In the face of continued, albeit moderating, growth in its principal service areas of Nevada and Arizona, Las Vegas, NV-based Southwest Gas Corp. gained a revised positive outlook and a triple-B (BBB-) credit rating Wednesday from Standard & Poor’s Ratings Services (S&P). S&P cited a stronger cash flow and declining overall debt.
“Southwest Gas has made significant progress toward reducing its historically high debt leverage and will likely make further progress as a result of strong internal cash flows, minimal debt financing and regular equity infusions,” according to S&P analyst Leo Carrillo.
Last month, Southwest reported earnings for last year that nearly doubled — $83.9 million, or $2.07/share, compared with $43.8 million, or $1.15/share in 2005. CEO Jeffrey Shaw called 2006 “a very encouraging year” that showed solid improvements, but he thinks more progress can, and will, be needed.
“The operating results show that our principal strategies are working; however, there is still improvement to be made,” Shaw said at the time of the earnings announcement. “We hope to continue to work with regulators to improve the level and stability of earnings and cash flows going forward.”
Rate treatment will be critical, according to S&P’s Carrillo, who said this will be an important consideration in establishing future credit ratings. Rates will be even more critical if growth begins to slow in Nevada, as many observers, including Southwest Gas officials, think will happen.

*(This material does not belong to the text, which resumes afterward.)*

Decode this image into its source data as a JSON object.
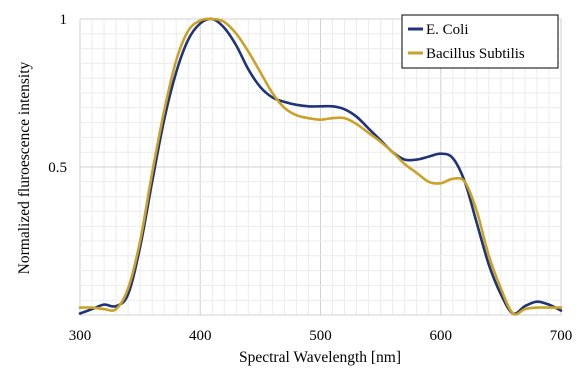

Gas storage has become more of an issue, too, particularly in Arizona where the utility has none. In response to analysts’ questions at its year-end earnings conference call last month, Southwest officials said in Arizona storage is a “continuing issue for us and all other entities to take a good hard look at in the region. It is something that we are exploring.”
Southwest’s Bill Moody, vice president of resources, said there was one active project being pursued in the storage area by El Paso Natural Gas, but it has an anticipated completion of 2011. Other salt dome projects in the Texas Basin could be completed in 2009 depending on what upcoming open seasons bring, Moody said.
Southwest Gas is the largest gas distributor for both Nevada and Arizona, and it serves some remote but growing areas in the eastern high desert and mountain areas of California. At the end of 2006, the utility had about $1.4 billion in debt outstanding.